For everything-at-once, use named_parameters(). It walks the whole tree and yields (name, param) pairs at the leaves — names use dotted paths through the nesting:

net.get_weights()

[array([[ 0.16767919,  0.3248908 ,  0.5219191 ,  0.20520914,  0.47057313,
         -0.1526336 ,  0.6161278 , -0.5017144 ],
        [ 0.3268463 ,  0.52250785,  0.04043335,  0.6704082 , -0.22528923,
          0.40379363, -0.63631016, -0.36722666],
        [ 0.52791613, -0.19134533, -0.5103644 ,  0.40397602,  0.18622148,
          0.47954518,  0.20551544,  0.28378856],
...
        [-0.43507627],
        [-0.41616136],
        [ 0.6064105 ],
        [-0.5269911 ],
        [ 0.38409138]], dtype=float32),
 array([0.], dtype=float32)]

This is the iterator optim.SGD(net.parameters(), …) consumes. It’s also what gets pickled when you save a checkpoint with state_dict(). Walk-tree-once, use many ways.

Parameter tying

Reuse the same module instance at multiple positions in your architecture, and the framework treats them as one parameter set — same memory, gradients accumulate across uses.

Common cases:

Tied embeddings: input embedding and output softmax projection in a language model share weights — saves |V| \cdot d parameters.
Autoencoders: decoder uses transposed encoder weights.
Recurrent layers: same kernel applied at every time step (the original tying mechanism).

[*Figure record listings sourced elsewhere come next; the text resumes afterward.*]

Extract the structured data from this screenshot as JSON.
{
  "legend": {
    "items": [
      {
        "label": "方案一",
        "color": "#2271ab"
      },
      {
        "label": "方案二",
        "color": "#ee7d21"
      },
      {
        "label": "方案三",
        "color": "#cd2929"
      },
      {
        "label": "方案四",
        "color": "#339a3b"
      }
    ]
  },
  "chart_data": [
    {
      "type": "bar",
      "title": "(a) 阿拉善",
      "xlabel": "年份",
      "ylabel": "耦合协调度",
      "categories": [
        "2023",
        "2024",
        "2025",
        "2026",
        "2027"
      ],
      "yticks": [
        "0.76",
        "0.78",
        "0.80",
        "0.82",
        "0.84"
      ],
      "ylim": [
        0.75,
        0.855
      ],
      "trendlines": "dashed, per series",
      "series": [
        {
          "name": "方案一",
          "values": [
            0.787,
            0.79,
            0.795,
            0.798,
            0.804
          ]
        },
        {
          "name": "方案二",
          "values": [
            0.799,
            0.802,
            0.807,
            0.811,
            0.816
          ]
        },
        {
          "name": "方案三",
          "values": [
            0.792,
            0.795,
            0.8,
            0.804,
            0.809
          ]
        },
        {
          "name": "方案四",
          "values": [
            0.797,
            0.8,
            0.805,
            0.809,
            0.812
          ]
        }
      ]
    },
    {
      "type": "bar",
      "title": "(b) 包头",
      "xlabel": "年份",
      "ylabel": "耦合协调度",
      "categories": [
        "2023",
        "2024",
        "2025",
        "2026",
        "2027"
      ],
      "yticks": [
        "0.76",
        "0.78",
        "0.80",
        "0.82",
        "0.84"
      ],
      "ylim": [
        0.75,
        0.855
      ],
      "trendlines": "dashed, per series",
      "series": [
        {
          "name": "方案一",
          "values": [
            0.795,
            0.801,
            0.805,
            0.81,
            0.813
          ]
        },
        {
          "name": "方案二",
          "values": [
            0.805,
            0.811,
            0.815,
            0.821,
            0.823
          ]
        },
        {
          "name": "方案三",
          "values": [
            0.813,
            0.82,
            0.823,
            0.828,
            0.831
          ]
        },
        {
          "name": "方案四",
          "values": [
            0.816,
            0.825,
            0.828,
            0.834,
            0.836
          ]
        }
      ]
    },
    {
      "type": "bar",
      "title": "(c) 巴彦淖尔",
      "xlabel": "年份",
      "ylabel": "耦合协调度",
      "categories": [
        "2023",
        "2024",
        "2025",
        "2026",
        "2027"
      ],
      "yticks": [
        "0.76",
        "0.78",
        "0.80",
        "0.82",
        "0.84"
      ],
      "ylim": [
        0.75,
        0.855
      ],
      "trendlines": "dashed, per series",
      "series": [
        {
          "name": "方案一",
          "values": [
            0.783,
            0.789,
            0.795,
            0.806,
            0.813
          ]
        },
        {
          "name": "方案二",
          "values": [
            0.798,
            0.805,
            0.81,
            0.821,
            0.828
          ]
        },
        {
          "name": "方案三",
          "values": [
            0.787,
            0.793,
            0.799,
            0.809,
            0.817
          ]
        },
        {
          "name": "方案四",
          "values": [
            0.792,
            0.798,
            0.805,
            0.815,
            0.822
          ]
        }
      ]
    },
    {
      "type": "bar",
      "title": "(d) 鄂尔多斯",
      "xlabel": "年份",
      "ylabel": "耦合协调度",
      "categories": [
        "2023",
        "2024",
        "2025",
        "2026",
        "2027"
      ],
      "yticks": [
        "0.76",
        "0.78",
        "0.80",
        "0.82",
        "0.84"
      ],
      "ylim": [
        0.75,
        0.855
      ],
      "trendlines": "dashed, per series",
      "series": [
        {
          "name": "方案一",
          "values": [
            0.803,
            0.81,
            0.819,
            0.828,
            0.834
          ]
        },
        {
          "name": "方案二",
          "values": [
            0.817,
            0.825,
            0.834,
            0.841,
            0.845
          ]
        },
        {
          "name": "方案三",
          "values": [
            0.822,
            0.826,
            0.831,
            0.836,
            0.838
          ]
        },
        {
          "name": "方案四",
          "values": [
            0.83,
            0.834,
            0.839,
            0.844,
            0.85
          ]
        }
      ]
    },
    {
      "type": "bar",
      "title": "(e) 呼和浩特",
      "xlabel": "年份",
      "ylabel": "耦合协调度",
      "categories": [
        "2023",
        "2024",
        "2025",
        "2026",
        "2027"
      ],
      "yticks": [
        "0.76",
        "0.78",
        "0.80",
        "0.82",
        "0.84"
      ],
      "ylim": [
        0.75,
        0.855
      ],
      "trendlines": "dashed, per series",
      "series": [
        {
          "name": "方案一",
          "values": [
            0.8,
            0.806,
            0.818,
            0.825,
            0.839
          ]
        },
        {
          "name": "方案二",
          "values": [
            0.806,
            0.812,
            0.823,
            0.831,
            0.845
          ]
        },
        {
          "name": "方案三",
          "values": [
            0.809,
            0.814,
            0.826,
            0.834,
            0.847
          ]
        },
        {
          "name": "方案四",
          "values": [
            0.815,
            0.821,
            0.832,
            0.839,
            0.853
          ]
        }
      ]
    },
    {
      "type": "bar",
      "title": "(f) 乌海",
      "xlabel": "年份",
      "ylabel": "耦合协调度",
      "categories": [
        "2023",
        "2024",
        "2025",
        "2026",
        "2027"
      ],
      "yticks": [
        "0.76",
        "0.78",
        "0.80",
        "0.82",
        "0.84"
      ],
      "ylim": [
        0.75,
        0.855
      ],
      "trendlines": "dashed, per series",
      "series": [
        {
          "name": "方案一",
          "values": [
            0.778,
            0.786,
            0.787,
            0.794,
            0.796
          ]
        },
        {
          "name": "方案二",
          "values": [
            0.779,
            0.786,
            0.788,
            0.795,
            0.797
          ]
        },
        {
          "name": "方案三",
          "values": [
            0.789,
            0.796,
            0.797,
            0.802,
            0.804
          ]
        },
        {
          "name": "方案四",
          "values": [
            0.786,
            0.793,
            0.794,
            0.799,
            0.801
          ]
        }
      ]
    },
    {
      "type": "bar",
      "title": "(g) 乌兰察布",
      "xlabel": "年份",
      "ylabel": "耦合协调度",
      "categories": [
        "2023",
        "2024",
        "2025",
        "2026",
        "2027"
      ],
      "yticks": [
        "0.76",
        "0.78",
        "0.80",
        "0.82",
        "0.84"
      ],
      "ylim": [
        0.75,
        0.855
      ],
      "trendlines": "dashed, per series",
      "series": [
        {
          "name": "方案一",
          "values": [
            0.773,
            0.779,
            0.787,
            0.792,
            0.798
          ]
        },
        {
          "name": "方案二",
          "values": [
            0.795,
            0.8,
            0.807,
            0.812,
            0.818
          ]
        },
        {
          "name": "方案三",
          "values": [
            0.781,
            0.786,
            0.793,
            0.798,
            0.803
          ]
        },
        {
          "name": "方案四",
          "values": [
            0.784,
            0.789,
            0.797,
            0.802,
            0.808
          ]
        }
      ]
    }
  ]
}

# Keras keeps both references to the shared layer in net.layers,
# but the shared layer's parameters are tied
shared = tf.keras.layers.Dense(8, activation=tf.nn.relu)
net = tf.keras.models.Sequential([
    tf.keras.layers.Flatten(),
    tf.keras.layers.Dense(8, activation=tf.nn.relu),
    shared,
    shared,
    tf.keras.layers.Dense(1),
])

net(X)
# Check whether the parameters are the same object
print(net.layers[2].weights[0] is net.layers[3].weights[0])

True

Modify net[2].weight and net[4].weight reflects the same change — they are the same tensor, not just equal.

Recap

A module is a tree; parameters live at the leaves.
Direct access: net[i].weight, .bias, .grad.
Recursive traversal: named_parameters() / state_dict() walks the whole tree.
Same iterator powers optimizers, weight decay, checkpointing.
Tied parameters = reuse the same module instance — gradients accumulate; one buffer in memory.